Density, alcohol, & sugar level: * The density decreases if the sweetness level decrease. * The alcohol level is low for the very sweet wine * Having a better wine mean having higher alcohol level and off-dry to sweet level of sugar
To have very good wine we need to balance the citric acid value and the pH value.
The chlorides percentage is responsible for the saltness of the wine. The plot shows that the very good wine has lower mean.

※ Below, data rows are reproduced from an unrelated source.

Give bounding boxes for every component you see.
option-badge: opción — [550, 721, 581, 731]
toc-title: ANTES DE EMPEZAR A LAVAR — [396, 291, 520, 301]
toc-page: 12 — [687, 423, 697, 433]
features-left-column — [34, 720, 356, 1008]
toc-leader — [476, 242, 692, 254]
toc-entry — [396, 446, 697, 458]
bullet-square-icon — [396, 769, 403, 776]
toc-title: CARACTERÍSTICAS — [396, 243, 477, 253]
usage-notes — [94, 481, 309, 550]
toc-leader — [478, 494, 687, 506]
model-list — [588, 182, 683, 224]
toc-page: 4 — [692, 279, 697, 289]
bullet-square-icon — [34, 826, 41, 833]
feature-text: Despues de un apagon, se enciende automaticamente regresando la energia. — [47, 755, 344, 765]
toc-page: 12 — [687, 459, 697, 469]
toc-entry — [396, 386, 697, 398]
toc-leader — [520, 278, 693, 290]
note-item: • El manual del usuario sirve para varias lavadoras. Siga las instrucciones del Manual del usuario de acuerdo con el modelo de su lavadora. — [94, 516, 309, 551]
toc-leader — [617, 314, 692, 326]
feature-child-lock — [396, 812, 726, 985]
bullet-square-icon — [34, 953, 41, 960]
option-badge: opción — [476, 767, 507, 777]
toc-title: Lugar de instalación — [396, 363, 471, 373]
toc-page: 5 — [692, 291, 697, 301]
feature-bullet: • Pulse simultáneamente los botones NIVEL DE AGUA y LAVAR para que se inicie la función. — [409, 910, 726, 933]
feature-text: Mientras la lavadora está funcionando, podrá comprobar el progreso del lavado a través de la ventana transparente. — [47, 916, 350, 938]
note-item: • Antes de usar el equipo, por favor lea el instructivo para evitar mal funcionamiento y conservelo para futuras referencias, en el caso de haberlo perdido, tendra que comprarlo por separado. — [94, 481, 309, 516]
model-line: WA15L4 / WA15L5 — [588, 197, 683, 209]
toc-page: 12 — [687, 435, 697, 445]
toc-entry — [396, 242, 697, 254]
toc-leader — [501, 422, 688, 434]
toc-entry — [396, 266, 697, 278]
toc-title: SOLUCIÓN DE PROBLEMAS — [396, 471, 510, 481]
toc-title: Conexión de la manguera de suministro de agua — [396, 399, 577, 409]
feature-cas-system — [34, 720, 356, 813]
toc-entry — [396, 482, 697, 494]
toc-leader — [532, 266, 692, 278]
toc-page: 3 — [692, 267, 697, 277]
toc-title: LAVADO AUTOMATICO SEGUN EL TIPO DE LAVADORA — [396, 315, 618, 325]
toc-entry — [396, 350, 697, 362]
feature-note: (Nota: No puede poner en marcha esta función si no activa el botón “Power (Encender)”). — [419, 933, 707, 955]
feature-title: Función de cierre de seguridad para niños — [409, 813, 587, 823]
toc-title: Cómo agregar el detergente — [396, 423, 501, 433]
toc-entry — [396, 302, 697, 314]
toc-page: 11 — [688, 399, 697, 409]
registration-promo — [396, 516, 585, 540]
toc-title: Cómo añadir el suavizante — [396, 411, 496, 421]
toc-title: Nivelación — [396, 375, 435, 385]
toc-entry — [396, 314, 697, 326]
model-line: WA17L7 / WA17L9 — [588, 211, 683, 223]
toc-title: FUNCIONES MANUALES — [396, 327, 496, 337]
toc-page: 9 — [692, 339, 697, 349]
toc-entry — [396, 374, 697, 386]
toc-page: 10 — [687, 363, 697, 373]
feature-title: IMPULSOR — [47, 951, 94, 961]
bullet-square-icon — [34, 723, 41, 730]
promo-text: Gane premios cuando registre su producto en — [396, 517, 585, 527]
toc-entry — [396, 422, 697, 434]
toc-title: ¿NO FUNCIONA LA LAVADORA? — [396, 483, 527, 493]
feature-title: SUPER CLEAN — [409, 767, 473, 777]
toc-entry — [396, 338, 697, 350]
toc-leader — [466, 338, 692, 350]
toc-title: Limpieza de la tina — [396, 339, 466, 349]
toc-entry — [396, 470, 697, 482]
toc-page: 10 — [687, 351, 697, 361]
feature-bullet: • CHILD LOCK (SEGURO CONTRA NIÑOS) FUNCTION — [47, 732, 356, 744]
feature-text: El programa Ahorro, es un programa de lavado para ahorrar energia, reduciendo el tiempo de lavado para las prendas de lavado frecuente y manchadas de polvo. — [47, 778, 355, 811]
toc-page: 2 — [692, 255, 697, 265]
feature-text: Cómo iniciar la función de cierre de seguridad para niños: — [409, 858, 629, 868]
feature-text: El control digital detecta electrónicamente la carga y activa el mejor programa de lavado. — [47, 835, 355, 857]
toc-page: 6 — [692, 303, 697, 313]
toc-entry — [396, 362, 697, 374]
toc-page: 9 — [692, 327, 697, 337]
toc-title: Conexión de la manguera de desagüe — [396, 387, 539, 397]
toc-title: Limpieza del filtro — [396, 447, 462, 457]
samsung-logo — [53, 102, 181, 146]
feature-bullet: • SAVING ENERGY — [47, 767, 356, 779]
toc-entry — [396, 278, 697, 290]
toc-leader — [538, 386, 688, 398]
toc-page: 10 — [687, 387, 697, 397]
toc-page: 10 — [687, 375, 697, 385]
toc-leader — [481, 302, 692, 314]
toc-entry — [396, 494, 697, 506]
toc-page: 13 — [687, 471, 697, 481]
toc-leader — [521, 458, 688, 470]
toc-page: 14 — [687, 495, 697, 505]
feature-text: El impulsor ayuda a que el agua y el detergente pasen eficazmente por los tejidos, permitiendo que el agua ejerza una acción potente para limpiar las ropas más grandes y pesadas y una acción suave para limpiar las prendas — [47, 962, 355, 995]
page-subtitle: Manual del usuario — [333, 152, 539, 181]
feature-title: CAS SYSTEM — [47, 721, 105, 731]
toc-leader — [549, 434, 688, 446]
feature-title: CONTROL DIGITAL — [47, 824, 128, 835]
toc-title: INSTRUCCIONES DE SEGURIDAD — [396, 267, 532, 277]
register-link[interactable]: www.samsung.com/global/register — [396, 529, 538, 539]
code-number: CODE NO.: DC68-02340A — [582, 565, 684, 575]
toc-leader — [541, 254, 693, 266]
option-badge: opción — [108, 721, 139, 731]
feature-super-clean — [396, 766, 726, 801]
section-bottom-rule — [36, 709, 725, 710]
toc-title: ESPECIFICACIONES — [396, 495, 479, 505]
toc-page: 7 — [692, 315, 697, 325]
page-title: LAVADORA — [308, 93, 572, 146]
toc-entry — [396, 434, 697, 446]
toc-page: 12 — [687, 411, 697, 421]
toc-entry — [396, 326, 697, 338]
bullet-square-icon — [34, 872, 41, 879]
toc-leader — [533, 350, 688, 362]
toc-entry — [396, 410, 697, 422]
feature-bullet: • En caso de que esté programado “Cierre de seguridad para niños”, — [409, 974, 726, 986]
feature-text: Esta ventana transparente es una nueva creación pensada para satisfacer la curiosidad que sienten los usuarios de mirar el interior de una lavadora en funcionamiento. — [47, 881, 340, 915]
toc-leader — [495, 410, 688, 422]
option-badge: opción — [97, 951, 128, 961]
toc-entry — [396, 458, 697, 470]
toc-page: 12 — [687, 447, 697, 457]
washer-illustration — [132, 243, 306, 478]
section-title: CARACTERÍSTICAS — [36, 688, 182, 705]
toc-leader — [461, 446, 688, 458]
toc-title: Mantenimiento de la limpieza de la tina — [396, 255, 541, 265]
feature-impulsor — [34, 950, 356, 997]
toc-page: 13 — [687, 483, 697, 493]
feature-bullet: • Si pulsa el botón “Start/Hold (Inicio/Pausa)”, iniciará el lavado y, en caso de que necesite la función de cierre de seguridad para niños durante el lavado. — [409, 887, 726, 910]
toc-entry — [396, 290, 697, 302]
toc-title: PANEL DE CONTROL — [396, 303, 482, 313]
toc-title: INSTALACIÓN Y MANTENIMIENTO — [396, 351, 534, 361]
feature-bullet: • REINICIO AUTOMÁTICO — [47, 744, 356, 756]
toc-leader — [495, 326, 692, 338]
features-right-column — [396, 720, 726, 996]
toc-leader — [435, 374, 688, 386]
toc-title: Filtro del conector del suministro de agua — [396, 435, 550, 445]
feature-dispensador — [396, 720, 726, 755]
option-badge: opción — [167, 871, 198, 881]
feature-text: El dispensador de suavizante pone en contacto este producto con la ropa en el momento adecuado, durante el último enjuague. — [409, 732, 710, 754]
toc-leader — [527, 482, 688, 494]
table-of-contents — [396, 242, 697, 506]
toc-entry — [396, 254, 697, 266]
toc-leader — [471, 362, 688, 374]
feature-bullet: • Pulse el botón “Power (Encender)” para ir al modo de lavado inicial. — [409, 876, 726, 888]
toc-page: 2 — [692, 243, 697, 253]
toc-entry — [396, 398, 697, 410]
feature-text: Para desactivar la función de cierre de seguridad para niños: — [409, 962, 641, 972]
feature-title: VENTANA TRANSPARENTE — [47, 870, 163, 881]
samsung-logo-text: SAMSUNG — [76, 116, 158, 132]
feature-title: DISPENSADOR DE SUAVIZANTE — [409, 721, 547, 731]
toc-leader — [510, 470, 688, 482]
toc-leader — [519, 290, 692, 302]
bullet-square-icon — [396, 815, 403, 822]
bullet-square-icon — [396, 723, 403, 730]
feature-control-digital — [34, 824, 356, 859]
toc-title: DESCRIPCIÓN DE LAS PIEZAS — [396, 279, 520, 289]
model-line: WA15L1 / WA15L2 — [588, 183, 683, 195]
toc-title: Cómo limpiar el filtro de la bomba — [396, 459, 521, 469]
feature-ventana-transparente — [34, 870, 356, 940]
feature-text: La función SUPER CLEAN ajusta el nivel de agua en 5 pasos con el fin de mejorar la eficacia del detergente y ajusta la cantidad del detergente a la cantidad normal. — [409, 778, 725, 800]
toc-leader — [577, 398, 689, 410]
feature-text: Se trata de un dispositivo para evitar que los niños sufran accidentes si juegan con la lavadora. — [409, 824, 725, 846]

volatile acidity gives a vinegar taste to the wine, for better wine this value decreases citric acid gives some freshness and flavor to the wine, for better wine this value increases pH, the closer the value to 0 the more acidic. Very good wine has the lower mean To have very good wine we need to balance the citric acid value and the pH value. The lowest the pH the higher the citric acid. This relationship is clear in the very good wine only.

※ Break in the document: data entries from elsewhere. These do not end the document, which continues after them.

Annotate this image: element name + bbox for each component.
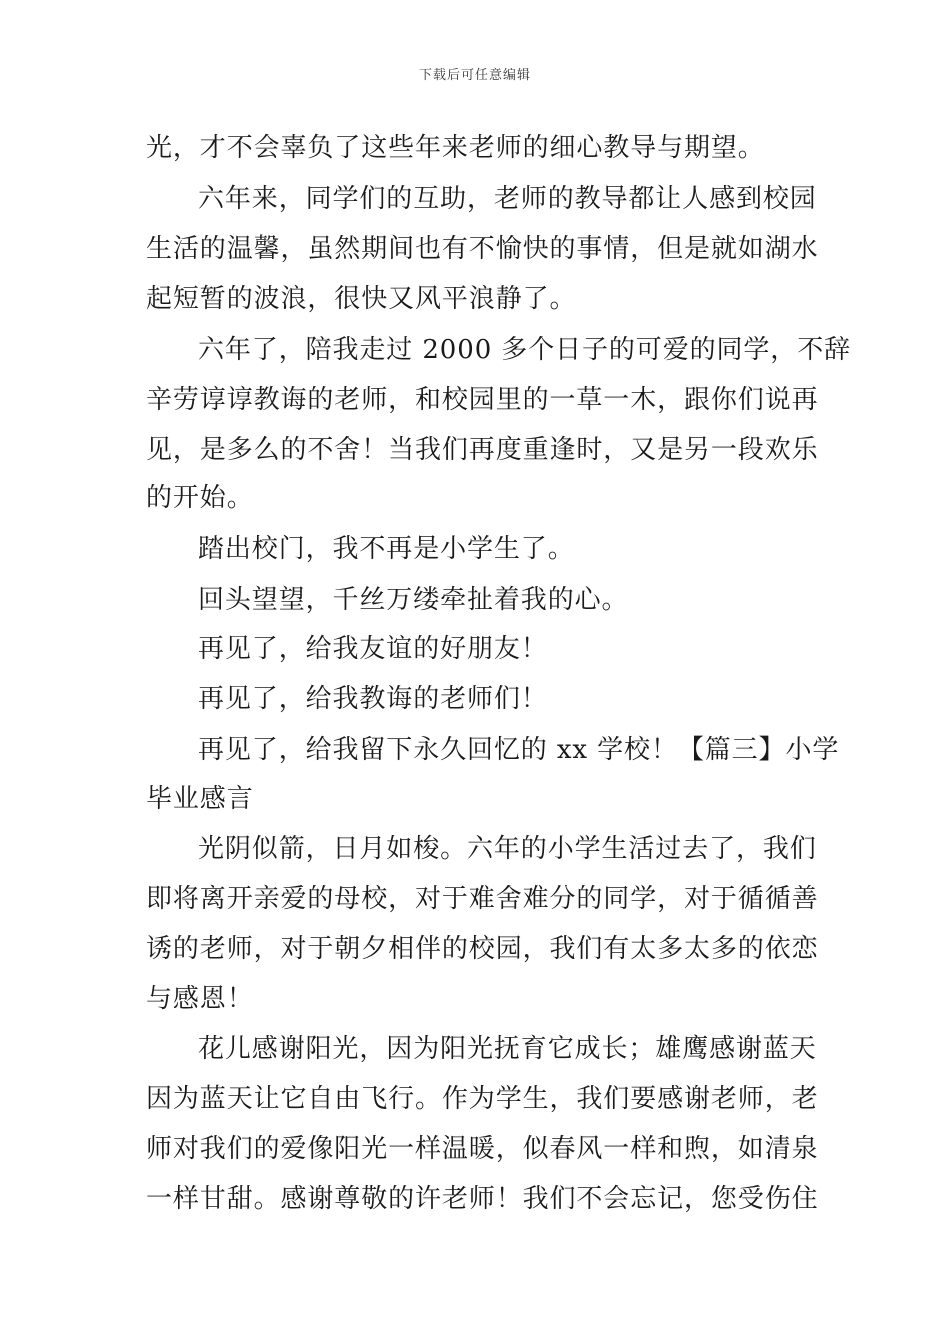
text-line: 的开始。 xyxy=(146,483,254,513)
text-line: 与感恩！ xyxy=(146,984,254,1014)
text-line: 再见了，给我留下永久回忆的 xx 学校！【篇三】小学 xyxy=(198,735,840,765)
text-line: 辛劳谆谆教诲的老师，和校园里的一草一木，跟你们说再 xyxy=(146,385,819,415)
text-line: 见，是多么的不舍！当我们再度重逢时，又是另一段欢乐 xyxy=(146,435,819,465)
text-line: 光，才不会辜负了这些年来老师的细心教导与期望。 xyxy=(146,133,765,163)
text-line: 再见了，给我教诲的老师们！ xyxy=(198,684,548,714)
text-line: 花儿感谢阳光，因为阳光抚育它成长；雄鹰感谢蓝天 xyxy=(198,1034,817,1064)
text-line: 师对我们的爱像阳光一样温暖，似春风一样和煦，如清泉 xyxy=(146,1134,819,1164)
text-line: 因为蓝天让它自由飞行。作为学生，我们要感谢老师，老 xyxy=(146,1084,819,1114)
text-line: 起短暂的波浪，很快又风平浪静了。 xyxy=(146,284,577,314)
text-line: 再见了，给我友谊的好朋友！ xyxy=(198,634,548,664)
text-line: 毕业感言 xyxy=(146,784,254,814)
text-line: 一样甘甜。感谢尊敬的许老师！我们不会忘记，您受伤住 xyxy=(146,1184,819,1214)
text-line: 踏出校门，我不再是小学生了。 xyxy=(198,534,575,564)
text-line: 生活的温馨，虽然期间也有不愉快的事情，但是就如湖水 xyxy=(146,234,819,264)
text-line: 即将离开亲爱的母校，对于难舍难分的同学，对于循循善 xyxy=(146,884,819,914)
page-header: 下载后可任意编辑 xyxy=(418,68,531,83)
text-line: 诱的老师，对于朝夕相伴的校园，我们有太多太多的依恋 xyxy=(146,934,819,964)
text-line: 回头望望，千丝万缕牵扯着我的心。 xyxy=(198,585,629,615)
text-line: 光阴似箭，日月如梭。六年的小学生活过去了，我们 xyxy=(198,834,817,864)
text-line: 六年来，同学们的互助，老师的教导都让人感到校园 xyxy=(198,184,817,214)
text-line: 六年了，陪我走过 2000 多个日子的可爱的同学，不辞 xyxy=(198,335,851,365)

This data contains 1500 red wine records with 11 columns for its chemical characteristics and 1 column for expert rating. I create 3 more columns: quality level, for more classification for the quality rating, sugar level, based on the folly website I divided the sugar values into 4 levels, pH level, based on wine spectator website I divided the pH values into 3 levels. Before I start analysis below short explanation for the chemical characteristics: Fixed acidity: most acids, fixed or nonvolatile involved with wine Volatile acidity: too much give the taste of vinegar Citric acid: give the wine a taste of freshness Residual sugar: sugar value (I divide it into levels in suga level column) Chlorides: salt Free sulfur dioxide: prevent microbial growth and the oxidation of the wine Total sulfur dioxide: free + bound sulfur dioxide Density: the density of the water based on alcohol and sugar level pH: closer to 0 more acidic and closer to 14 more basic Sulphates: antimicrobial and antioxidant Alcohol: alcohol level I plot the variables to better know it distribution. For the quality, most of the wine values are under good quality (5 or 6 rating). For the sugar level, most of the values are under the off dry level. The density and pH values have a normal distribution. Alcohol, sulphates, total sulfur dioxide, free sulfur dioxide, and fixed acidity are right skewed. After that I observed each variable with the quality variable to find of there is a relationship between them. I found that the volatile acidity, chlorides, total and free sulfur dioxide, density, and pH values decrease for better quality. And the fixed acidity, citric acid, sulphates, and alcohol increase with better quality. To Identify if a combined the variables can affect the quality, I used the multivariate analysis and found that for a very good wine quality there is a balance between the citric acid and pH values. The lowest the pH the higher the citric acid. This relationship is clear in the very good wine only. There is other relation between the sugar level and the alcohol value, the higher the sugar level the lower the alcohol value. Having a better wine mean having higher alcohol level and off-dry to sweet level of sugar.